Friday, February 05, 2016
One from ten leaves nought
In 1961, when Jamaica voted by referendum to withdraw from the West Indies Federation, Dr Eric Williams, then Premier of Trinidad and Tobago, said “one from ten leaves nought”.
This statement can be interpreted to mean that there are always key ingredients in an object or event that make it unworkable, or achieve suboptimal performance. So for example, if a car does not have fuel it will not drive, while on the other hand a car with a flat tyre may still be able to move but at a significantly slower pace.
So too if we look at our economy, there are some who from the start have lamented the hardships that have come as a result of the fiscal programme, and at the same time talk about development. The fact, however, is that development could not have happened until we were able to fix our fiscal and debt situation. As a result the necessary adjustments, which created the downturn, were an essential part of any development that was to take place.
I think that many have accepted that reality, with the exception of a few diehards who still believe that it is always going to be possible to have economic and social prosperity without sacrifice. And it is not surprising, as even at the individual level there are many who believe that sacrifice is not necessary for success, and so they will borrow to buy the most expensive cars when they are young, only to face the reality at retirement.
Now that we are at a point where the fiscal and legislative reforms have borne fruit (as we see from the confidence sentiments, low inflation and interest rates, improved capital market, relative exchange rate stability, etc), it is now necessary for us to realise what the next ingredient is to move to the next level of economic and social development.
To illustrate, growing an economy or a company is similar to riding a century (100 miles). The first 50 miles may be the easiest, but even if you can’t easily get to the first 50 miles, you can still be in condition to go the full century. As you progress, however, every additional mile is going to require more fluids, food, and physical and mental toughness.
So it is with our economic and social development. Getting to a point of fiscal and macroeconomic stability is an essential base, but to move from this base to the next 50 miles of real economic and social development is going to require more, and different strategies, than what we used to complete the first half of the journey.
This, of course, is one of the challenges we have had with implementing Vision 2030. The fact is that we have sought to make it happen without any real attempt to change the bureaucratic and social environment needed for us to realise that vision. The result is that we are pressing the gas pedal with the emergency brake still engaged. The car may move slightly with the emergency brake engaged, but the performance will be way below what is required to get anywhere soon.
New thinking needed
It is important for us to understand this as we move from fiscal and macroeconomic reform to sustained economic and social development. In short, for this to happen it will require a different and bold way of thinking, as the strategies that got us to this point cannot be the same ones to get us through the next 50 miles of the race.
For this reason I have always maintained that any strategy that focuses primarily on fiscal revenues will do so to the detriment of economic and social progress. This is because the nature of a focus on fiscal revenues is in contrast to incentivising productivity and investment. Therefore, it is important for us to find the optimal balance, where fiscal revenues are maximised and productivity and investments are optimal.

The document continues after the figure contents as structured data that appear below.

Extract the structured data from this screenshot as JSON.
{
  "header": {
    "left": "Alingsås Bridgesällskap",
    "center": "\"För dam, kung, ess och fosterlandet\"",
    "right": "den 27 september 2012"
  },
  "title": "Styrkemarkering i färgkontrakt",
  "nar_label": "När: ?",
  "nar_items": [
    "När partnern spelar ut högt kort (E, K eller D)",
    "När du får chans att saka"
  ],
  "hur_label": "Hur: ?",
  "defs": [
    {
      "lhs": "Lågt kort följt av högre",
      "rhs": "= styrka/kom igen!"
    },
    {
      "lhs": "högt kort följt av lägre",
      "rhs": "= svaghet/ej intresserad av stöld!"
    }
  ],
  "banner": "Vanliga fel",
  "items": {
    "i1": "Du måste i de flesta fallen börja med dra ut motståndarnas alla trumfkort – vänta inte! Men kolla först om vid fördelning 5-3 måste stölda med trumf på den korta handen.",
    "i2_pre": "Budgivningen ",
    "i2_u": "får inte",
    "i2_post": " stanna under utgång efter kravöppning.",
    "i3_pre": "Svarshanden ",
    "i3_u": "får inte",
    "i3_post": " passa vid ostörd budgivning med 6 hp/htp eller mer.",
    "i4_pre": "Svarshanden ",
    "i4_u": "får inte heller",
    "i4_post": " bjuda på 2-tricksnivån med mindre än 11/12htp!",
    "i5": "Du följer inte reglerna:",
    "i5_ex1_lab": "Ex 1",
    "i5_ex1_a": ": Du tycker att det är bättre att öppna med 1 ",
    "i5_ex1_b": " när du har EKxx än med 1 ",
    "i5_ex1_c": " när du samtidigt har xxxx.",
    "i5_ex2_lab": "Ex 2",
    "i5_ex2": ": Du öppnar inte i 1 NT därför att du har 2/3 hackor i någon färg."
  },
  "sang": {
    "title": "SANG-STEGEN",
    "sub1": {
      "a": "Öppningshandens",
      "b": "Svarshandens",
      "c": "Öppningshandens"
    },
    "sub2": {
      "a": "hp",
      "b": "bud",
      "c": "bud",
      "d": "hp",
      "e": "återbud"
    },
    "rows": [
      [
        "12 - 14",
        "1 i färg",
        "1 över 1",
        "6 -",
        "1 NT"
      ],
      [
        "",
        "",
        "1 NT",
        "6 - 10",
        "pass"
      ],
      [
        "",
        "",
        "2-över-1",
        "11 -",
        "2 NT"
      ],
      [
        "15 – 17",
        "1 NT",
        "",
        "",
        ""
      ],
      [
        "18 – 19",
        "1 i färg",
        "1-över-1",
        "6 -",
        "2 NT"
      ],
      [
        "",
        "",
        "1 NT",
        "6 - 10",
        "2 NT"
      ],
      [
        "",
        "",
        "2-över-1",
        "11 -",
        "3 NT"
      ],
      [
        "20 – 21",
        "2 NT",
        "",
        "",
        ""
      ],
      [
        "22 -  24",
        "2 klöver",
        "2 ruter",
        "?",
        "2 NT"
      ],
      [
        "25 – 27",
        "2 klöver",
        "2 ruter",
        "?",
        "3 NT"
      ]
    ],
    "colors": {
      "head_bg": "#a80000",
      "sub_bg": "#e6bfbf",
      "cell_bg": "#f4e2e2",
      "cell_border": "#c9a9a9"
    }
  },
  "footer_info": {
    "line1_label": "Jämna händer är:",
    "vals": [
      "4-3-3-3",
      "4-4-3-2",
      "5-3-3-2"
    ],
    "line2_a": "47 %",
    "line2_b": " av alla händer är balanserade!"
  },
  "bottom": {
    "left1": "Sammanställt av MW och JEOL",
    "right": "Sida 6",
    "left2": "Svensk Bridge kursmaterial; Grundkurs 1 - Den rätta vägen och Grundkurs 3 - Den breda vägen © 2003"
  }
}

This is the mistake that we have always made with our fiscal accounts, and as a result have always put more and more taxes in place only to watch economic performance stagnate over the years.
Today, my view is that the economic reform programme of the past three years has created a very attractive base for us to now move to the next level of real economic and social development, like no other time that I can remember. Whereas in the ‘90s we were attractive for debt, today we are seen as the best place in the Caribbean to do business (Forbes andDoing Business Report) — a significant contrast.
The only way to move to the next level is to now get the ingredients necessary for it all to come together. It is going to require a new and bold way of thinking. Not the old linear way of saying that if we increase fees and taxes, then more will come to the government coffers. Or that every business person is trying to run a scam.
It is going to require even more public-private partnerships (which has been one of the reasons over the past three years for the progress we have made). It is going to require bold moves such as charting a way for more competitive tax rates by reducing rates, and even setting out a programme to gradually move from direct to indirect taxes. It is going to require an assault on indiscipline, such as road indiscipline, and clamping down on night noises. It is going to require investing significant sums in the security forces, not just for equipment but for training, and demanding even more accountability. It is going to require that we take decisions — such as was taken with the oil hedge — and realise that we won’t win every time, but that we take decisions based on risks to the stability of the country. It is going to require political maturity to rally around a common cause, and for us as individuals to be tolerant of each other’s views and to vote based on issues and to move away from welfare politics.
Unless we can make this paradigm shift in our thinking, then we will always be reminded that “one from ten leaves nought”.